Per the terms of the agreement, Headwaters' shareholders will receive $24.25 per share in cash, representing a roughly 21% premium to the target's closing $20.09 per share stock price on Nov. 18, and a 34% premium over its 30-day volume-weighted average closing stock price through Nov. 18.
The deal comes after a recent acquisition spree for South Jordan, Utah-based Headwaters, which scooped up Dallas-based vinyl and aluminum windows and patio doors manufacturer Krestmark Industries in August for $240 million and Louisville, Ky.-based plasterboard maker Synthetic Materials in March for an undisclosed sum.
Boral is Australia's largest building and constructions materials supplier and the deal will help it expand its current presence in the North American construction industry, according to the target's Sunday statement.
Boral CEO Mike Kane said Headwaters' businesses are highly complementary with the buyer's existing U.S. operations, and added that the transaction price reflects his company's belief that "there is strong commercial rationale for combining the two portfolios."

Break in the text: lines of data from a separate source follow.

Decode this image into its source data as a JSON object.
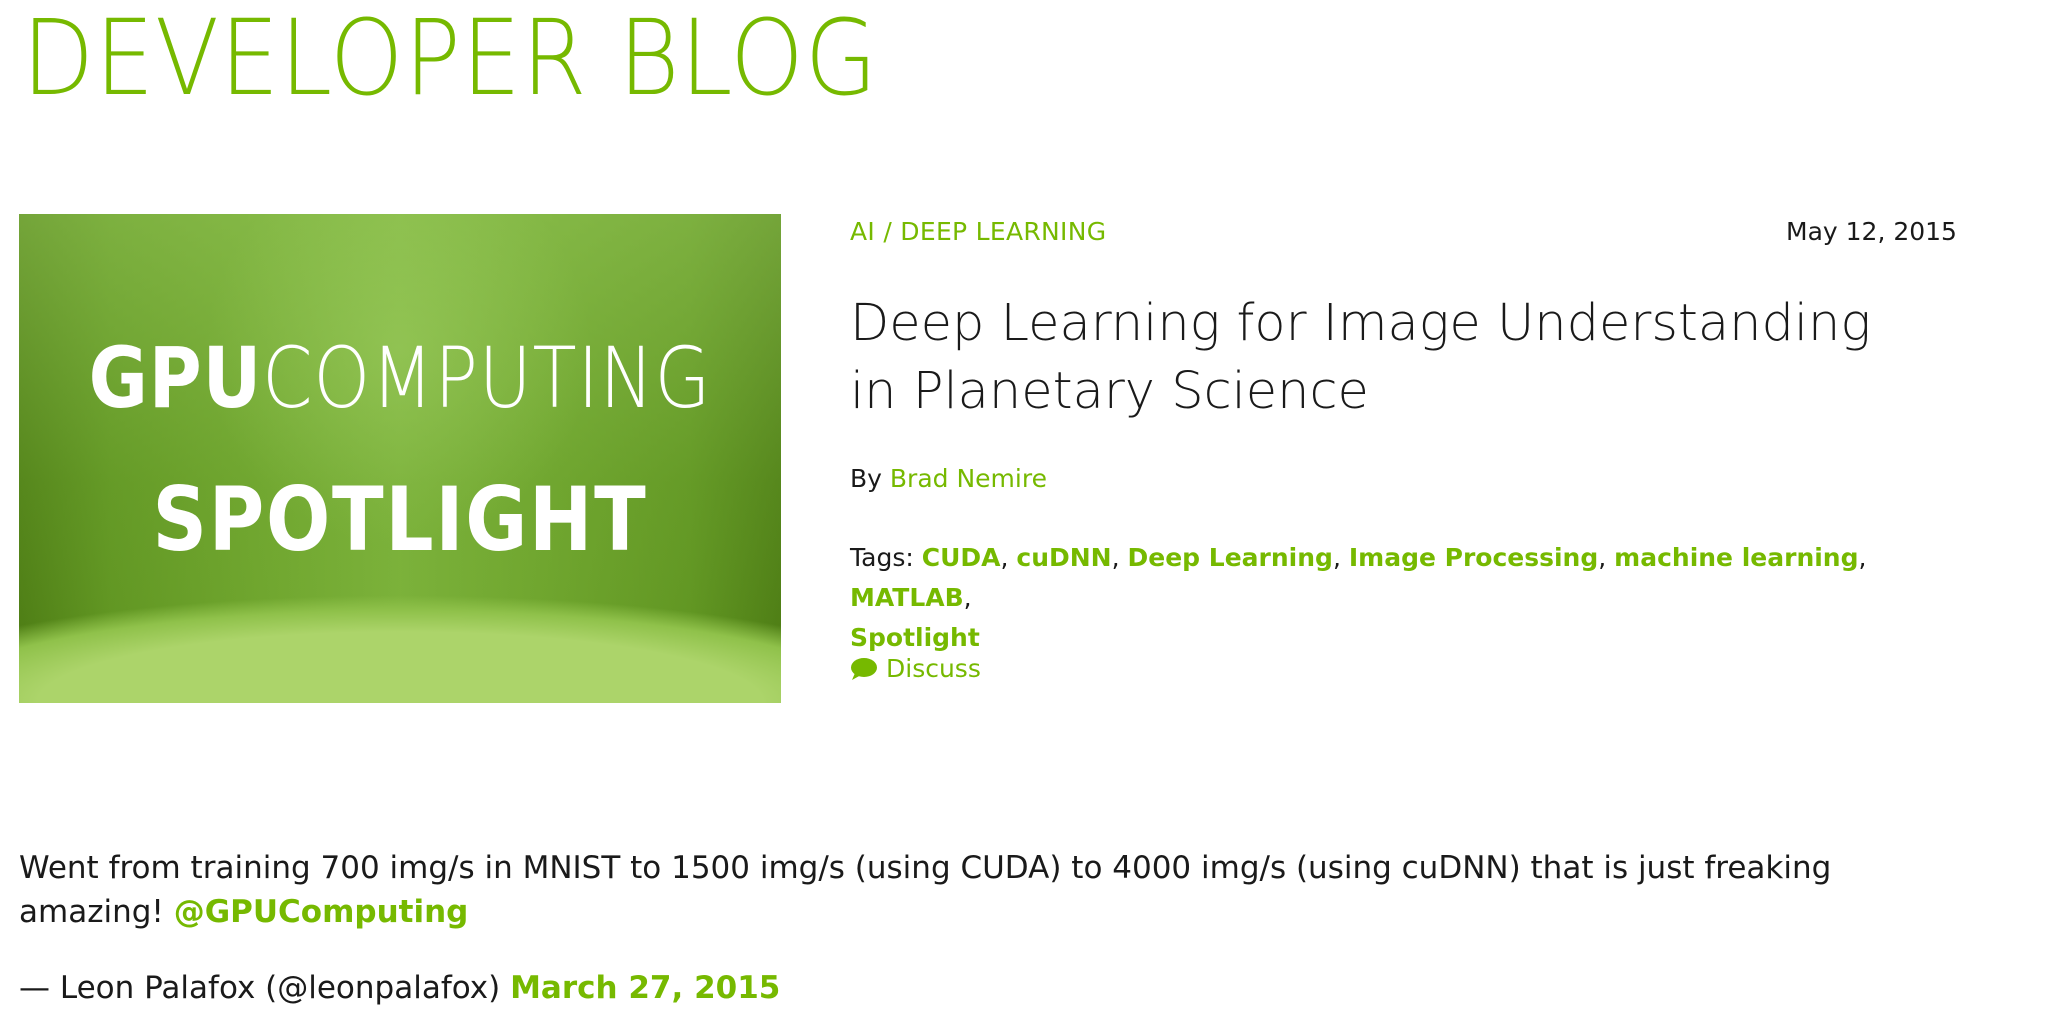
{
  "header": {
    "title": "DEVELOPER BLOG"
  },
  "hero": {
    "line1_bold": "GPU",
    "line1_light": "COMPUTING",
    "line2": "SPOTLIGHT"
  },
  "post": {
    "category": "AI / DEEP LEARNING",
    "date": "May 12, 2015",
    "title": "Deep Learning for Image Understanding in Planetary Science",
    "byline_prefix": "By",
    "author": "Brad Nemire",
    "tags_label": "Tags:",
    "tags": [
      "CUDA",
      "cuDNN",
      "Deep Learning",
      "Image Processing",
      "machine learning",
      "MATLAB",
      "Spotlight"
    ],
    "discuss_label": "Discuss"
  },
  "tweet": {
    "text": "Went from training 700 img/s in MNIST to 1500 img/s (using CUDA) to 4000 img/s (using cuDNN) that is just freaking amazing!",
    "mention": "@GPUComputing",
    "author_line": "— Leon Palafox (@leonpalafox)",
    "date": "March 27, 2015"
  },
  "colors": {
    "accent": "#76b900",
    "text": "#1a1a1a",
    "hero_green": "#5f9420"
  }
}
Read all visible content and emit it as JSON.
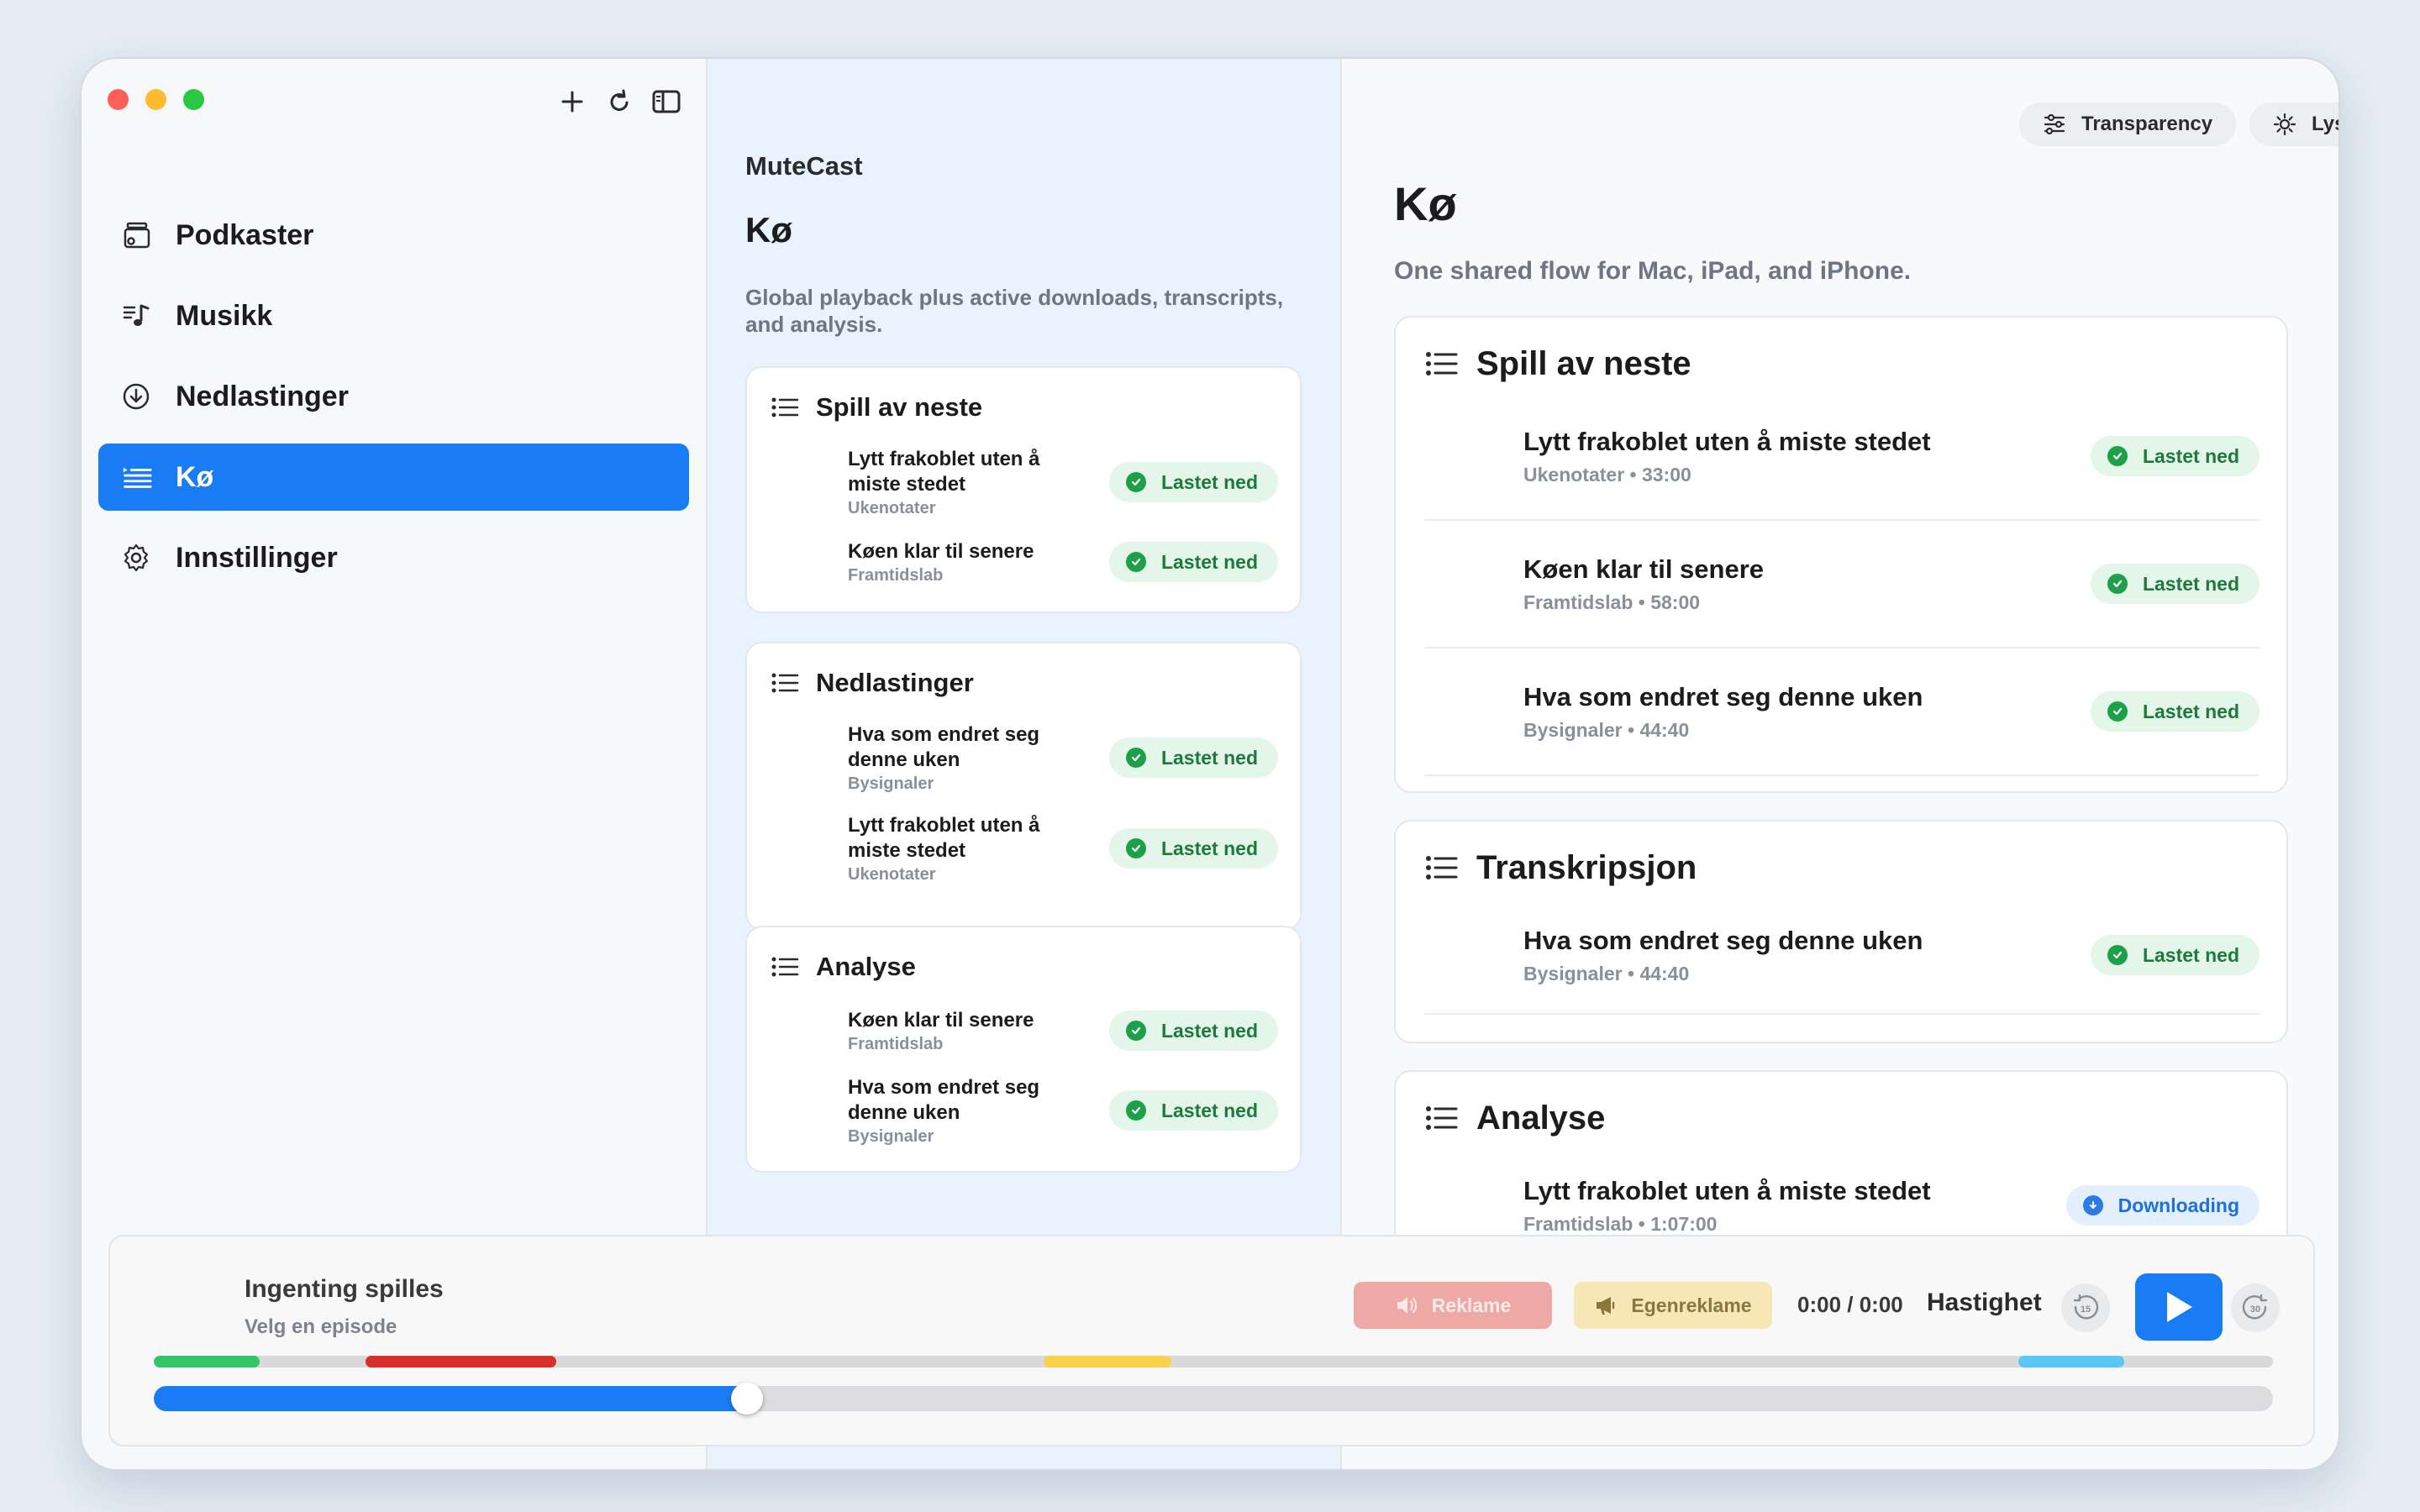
{
  "sidebar": {
    "items": [
      {
        "label": "Podkaster",
        "icon": "podcasts-icon"
      },
      {
        "label": "Musikk",
        "icon": "music-icon"
      },
      {
        "label": "Nedlastinger",
        "icon": "download-icon"
      },
      {
        "label": "Kø",
        "icon": "queue-icon",
        "active": true
      },
      {
        "label": "Innstillinger",
        "icon": "gear-icon"
      }
    ]
  },
  "middle": {
    "app_name": "MuteCast",
    "title": "Kø",
    "subtitle": "Global playback plus active downloads, transcripts, and analysis.",
    "sections": [
      {
        "title": "Spill av neste",
        "rows": [
          {
            "title": "Lytt frakoblet uten å miste stedet",
            "sub": "Ukenotater",
            "badge": "Lastet ned"
          },
          {
            "title": "Køen klar til senere",
            "sub": "Framtidslab",
            "badge": "Lastet ned"
          }
        ]
      },
      {
        "title": "Nedlastinger",
        "rows": [
          {
            "title": "Hva som endret seg denne uken",
            "sub": "Bysignaler",
            "badge": "Lastet ned"
          },
          {
            "title": "Lytt frakoblet uten å miste stedet",
            "sub": "Ukenotater",
            "badge": "Lastet ned"
          }
        ]
      },
      {
        "title": "Analyse",
        "rows": [
          {
            "title": "Køen klar til senere",
            "sub": "Framtidslab",
            "badge": "Lastet ned"
          },
          {
            "title": "Hva som endret seg denne uken",
            "sub": "Bysignaler",
            "badge": "Lastet ned"
          }
        ]
      }
    ]
  },
  "right": {
    "transparency_label": "Transparency",
    "theme_label": "Lyst",
    "title": "Kø",
    "subtitle": "One shared flow for Mac, iPad, and iPhone.",
    "sections": [
      {
        "title": "Spill av neste",
        "rows": [
          {
            "title": "Lytt frakoblet uten å miste stedet",
            "sub": "Ukenotater • 33:00",
            "badge": "Lastet ned"
          },
          {
            "title": "Køen klar til senere",
            "sub": "Framtidslab • 58:00",
            "badge": "Lastet ned"
          },
          {
            "title": "Hva som endret seg denne uken",
            "sub": "Bysignaler • 44:40",
            "badge": "Lastet ned"
          }
        ]
      },
      {
        "title": "Transkripsjon",
        "rows": [
          {
            "title": "Hva som endret seg denne uken",
            "sub": "Bysignaler • 44:40",
            "badge": "Lastet ned"
          }
        ]
      },
      {
        "title": "Analyse",
        "rows": [
          {
            "title": "Lytt frakoblet uten å miste stedet",
            "sub": "Framtidslab • 1:07:00",
            "badge": "Downloading"
          }
        ]
      }
    ]
  },
  "player": {
    "title": "Ingenting spilles",
    "subtitle": "Velg en episode",
    "ad_label": "Reklame",
    "self_promo_label": "Egenreklame",
    "time": "0:00 / 0:00",
    "speed_label": "Hastighet",
    "skip_back": "15",
    "skip_forward": "30",
    "progress_fraction": 0.28,
    "segments": [
      {
        "start": 0.0,
        "end": 0.05,
        "color": "#34c46a"
      },
      {
        "start": 0.1,
        "end": 0.19,
        "color": "#d6302a"
      },
      {
        "start": 0.42,
        "end": 0.48,
        "color": "#f7d24a"
      },
      {
        "start": 0.88,
        "end": 0.93,
        "color": "#5ac8f5"
      }
    ]
  },
  "colors": {
    "accent": "#1a7cf5",
    "success": "#1ea04a"
  }
}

Headwaters is a diversified building products supplier and also has been one of the largest U.S. sellers of fly ash, since its $243 million acquisition of Industrial Services Group in July 2002. Fly ash, composed of clay, quartz and feldspar, is often added to concrete to make it stronger and easier to work with.
The target is also a supplier of stone, concrete and specialty roofing products and has an energy unit that has a process for converting coal into liquid fuels through its direct coal liquefaction technology.